KOMITMEN MANAJER DALAM PELAKSANAAN KESELAMATAN DAN KESEHATAN KERJA DI RUMAH SAKIT UMUM PUSAT DR. SARDJITO YOGYAKARTA
AGUS DARMAWAN, Prof. Dr. dr. Adi Heru Sutomo, M.Sc., D.Comm.Nutr., DLSHTM., PKK.
2013 | Tesis | S2 Ilmu Kesehatan KerjaLatar Belakang: Rumah sakit menjadi sarana pelayanan kesehatan yang mempunyai resiko terjadinya kecelakaan pada pasien, pekerja dan pengunjung rumah sakit. Keselamatan dan Kesehatan Kerja (K3) harus diselenggarakan di semua tempat kerja yang beresiko atau mempunyai karyawan paling sedikit 100 orang. RSUP Dr. Sardjito merupakan rumah sakit Kelas A yang telah menyelenggarakan K3. Pihak manajemen selaku pengelola rumah sakit harus berkomitmen dalam pelaksanaan K3 di RSUP Dr. Sardjito. Metode Penelitian: Penelitian ini merupakan penelitian kualitatif dengan rancangan penelitian studi kasus (case study) dengan subyek penelitian Direktur SDM dan Diklit, Kepala Unit K3, Ketua Sub Bidang dalam Unit K3, dan pekerja yang sudah dan belum mendapat pelatihan K3 di RSUP Dr. Sardjito. Instrumen penelitian ini menggunakan panduan wawancara untuk melakukan wawancara mendalam dan lembar check list untuk melakukan survei. Hasil Penelitian: RSUP Dr. Sardjito telah melaksanakan K3 sejak tahun 1995 dan terus berkembang hingga sekarang menjadi sebuah unit sendiri di rumah sakit. Secara keseluruhan pelaksanaan keselamatan dan kesehatan kerja sudah baik di RSUP Dr. Sardjito. Akan tetapi dukungan dari aspek penganggaran masih belum maksimal. Komitmen manajemen terkait penganggaran sudah ada, tetapi belum maksimal karena tidak semua program kerja yang direncanakan terlaksana karena terkendala dana. Komitmen pelaksanaan keselamatan dan kesehatan kerja dari aspek kebijakan ditunjukkan dengan adanya kebijakan serta ikut berperan aktif dalam pelaksanaan dan pengawasan kebijakan tersebut. Komitmen dari aspek sarana dan prasarana ditunjukan dengan disediakannya SDM dan fasilitas berupa ruang kerja, serta peralatan untuk menunjang operasional pelaksanaan. Kesimpulan: Manajer di RSUP Dr. Sardjito berkomitmen dalam pelaksanaan keselamatan dan kesehatan kerja secara keseluruhan yang ditunjukan melalui kebijakan serta sarana dan prasarana pendukung dalam pelaksanaan K3. Namun, dukungan dari aspek penganggaran masih belum maksimal.

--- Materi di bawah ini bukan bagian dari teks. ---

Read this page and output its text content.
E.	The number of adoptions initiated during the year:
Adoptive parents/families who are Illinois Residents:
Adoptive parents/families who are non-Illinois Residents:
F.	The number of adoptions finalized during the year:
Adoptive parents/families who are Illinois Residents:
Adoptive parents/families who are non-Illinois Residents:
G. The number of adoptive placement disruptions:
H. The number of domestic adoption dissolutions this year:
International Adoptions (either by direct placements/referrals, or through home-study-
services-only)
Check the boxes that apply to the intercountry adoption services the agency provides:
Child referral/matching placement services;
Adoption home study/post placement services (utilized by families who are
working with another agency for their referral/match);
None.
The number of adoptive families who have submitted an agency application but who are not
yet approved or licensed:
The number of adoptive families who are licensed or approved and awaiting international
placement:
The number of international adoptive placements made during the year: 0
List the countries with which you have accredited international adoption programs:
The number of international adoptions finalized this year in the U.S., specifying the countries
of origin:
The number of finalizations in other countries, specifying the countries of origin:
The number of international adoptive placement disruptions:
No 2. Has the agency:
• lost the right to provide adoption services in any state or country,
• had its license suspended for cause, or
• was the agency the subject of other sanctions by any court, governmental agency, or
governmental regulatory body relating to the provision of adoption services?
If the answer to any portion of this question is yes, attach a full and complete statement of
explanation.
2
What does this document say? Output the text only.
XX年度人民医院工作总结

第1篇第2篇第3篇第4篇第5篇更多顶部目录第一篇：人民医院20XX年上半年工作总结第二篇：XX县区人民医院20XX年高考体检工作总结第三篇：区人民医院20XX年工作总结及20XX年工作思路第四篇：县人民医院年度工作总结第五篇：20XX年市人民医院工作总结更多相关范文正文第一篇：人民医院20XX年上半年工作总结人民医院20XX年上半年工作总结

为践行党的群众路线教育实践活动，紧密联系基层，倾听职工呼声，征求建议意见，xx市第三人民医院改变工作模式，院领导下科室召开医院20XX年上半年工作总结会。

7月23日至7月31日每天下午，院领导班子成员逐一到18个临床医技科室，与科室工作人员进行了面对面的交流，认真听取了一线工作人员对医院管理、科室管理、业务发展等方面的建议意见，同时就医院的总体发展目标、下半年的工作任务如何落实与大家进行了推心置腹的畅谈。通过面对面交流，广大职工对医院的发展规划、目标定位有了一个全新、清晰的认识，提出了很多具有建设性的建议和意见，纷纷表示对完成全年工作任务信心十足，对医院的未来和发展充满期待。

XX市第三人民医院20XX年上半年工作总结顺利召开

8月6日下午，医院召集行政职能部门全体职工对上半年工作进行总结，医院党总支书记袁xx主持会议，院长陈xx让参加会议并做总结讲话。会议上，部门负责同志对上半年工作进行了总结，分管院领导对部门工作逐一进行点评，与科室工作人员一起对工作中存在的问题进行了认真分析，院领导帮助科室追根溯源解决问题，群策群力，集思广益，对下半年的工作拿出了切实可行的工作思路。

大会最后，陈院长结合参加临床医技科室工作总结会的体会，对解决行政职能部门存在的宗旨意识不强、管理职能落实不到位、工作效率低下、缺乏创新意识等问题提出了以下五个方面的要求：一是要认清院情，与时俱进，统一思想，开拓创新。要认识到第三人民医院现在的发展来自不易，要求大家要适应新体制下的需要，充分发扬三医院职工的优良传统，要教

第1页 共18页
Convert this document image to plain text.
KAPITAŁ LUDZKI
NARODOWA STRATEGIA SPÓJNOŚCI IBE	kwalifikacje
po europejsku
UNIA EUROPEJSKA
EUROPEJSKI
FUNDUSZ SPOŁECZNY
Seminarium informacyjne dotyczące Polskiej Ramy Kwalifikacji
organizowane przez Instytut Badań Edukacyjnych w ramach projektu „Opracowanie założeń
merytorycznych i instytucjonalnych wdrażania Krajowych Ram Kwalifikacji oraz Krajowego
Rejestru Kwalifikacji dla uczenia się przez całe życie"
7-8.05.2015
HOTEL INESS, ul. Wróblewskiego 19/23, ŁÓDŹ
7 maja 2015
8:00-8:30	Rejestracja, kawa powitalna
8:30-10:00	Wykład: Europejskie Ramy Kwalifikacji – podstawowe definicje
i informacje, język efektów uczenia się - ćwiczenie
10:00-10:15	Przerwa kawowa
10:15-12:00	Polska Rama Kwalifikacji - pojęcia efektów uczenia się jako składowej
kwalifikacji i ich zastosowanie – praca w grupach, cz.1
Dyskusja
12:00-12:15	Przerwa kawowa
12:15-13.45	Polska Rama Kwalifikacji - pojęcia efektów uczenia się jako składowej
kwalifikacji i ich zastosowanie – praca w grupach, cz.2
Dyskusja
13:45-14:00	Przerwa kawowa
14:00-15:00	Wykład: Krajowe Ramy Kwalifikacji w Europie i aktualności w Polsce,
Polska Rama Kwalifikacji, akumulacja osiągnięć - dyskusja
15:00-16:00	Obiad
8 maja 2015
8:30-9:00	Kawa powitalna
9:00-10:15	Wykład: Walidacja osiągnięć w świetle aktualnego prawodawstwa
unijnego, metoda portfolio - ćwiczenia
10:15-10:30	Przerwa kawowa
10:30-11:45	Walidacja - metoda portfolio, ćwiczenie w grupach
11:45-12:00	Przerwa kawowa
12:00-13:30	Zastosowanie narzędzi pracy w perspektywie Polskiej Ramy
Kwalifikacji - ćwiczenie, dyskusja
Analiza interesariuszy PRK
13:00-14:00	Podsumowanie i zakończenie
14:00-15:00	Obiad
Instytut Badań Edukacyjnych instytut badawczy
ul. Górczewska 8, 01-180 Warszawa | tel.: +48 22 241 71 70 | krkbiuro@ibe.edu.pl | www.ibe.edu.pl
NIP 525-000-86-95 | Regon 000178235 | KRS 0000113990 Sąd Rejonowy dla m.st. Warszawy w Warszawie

Background: Hospitals facilities has a risk to develop accidents to patients, employees and visitors of the hospital. Occupational Health and Safety (OHS) must be implemented in all workplaces where there are employees are at risks. Dr. Sardjito Hospital is a Class A hospital that has hosted OHS. The management of hospital must be committed in the execution of OHS inside Dr. Sardjito Hospital. Methods: This is a qualitative research with case study design. The subject of this research is Research and Education and Human Resource Director, Head of Occupational Health and Safety Unit, Head of Sub Division in Unit Occupational Health and Safety and workers who have and have not received training in the Hospital of Dr. Sardjito. This Research instrument using an interview guide to conduct in-depth interviews and sheet check list to conduct the survey. Results: Dr. Sardjito Hospital has implemented safety and health since 1995 and continues to grow until now had been own a Unit of Occupational Health and Safety in the hospital. Overall the implementation of occupational safety and health has been good in the department of Dr. Sardjito. However, the support of aspects of budgeting is not maximal. Commitments of management related budgeting already exist, but have not maximal. It seems because of not all of the work program planning carried out because of constrained in funding. Commitment to the implementation of occupational health and safety policy aspects indicated by the policy and activelly participate in the implementation and monitoring of policy. Commitment of infrastructure aspects indicated by the availability of human resources and facilities such as work space, and equipment to support the operational of implementation. Conclusion: The manager commitment related to the Dr. Sardjito Hospital in the implementation of Occupational Health and safety as a whole are shown through policies and supporting facilities and infrastructure in the implementation of safety and health. However, the support of aspects of budgeting is not maximized.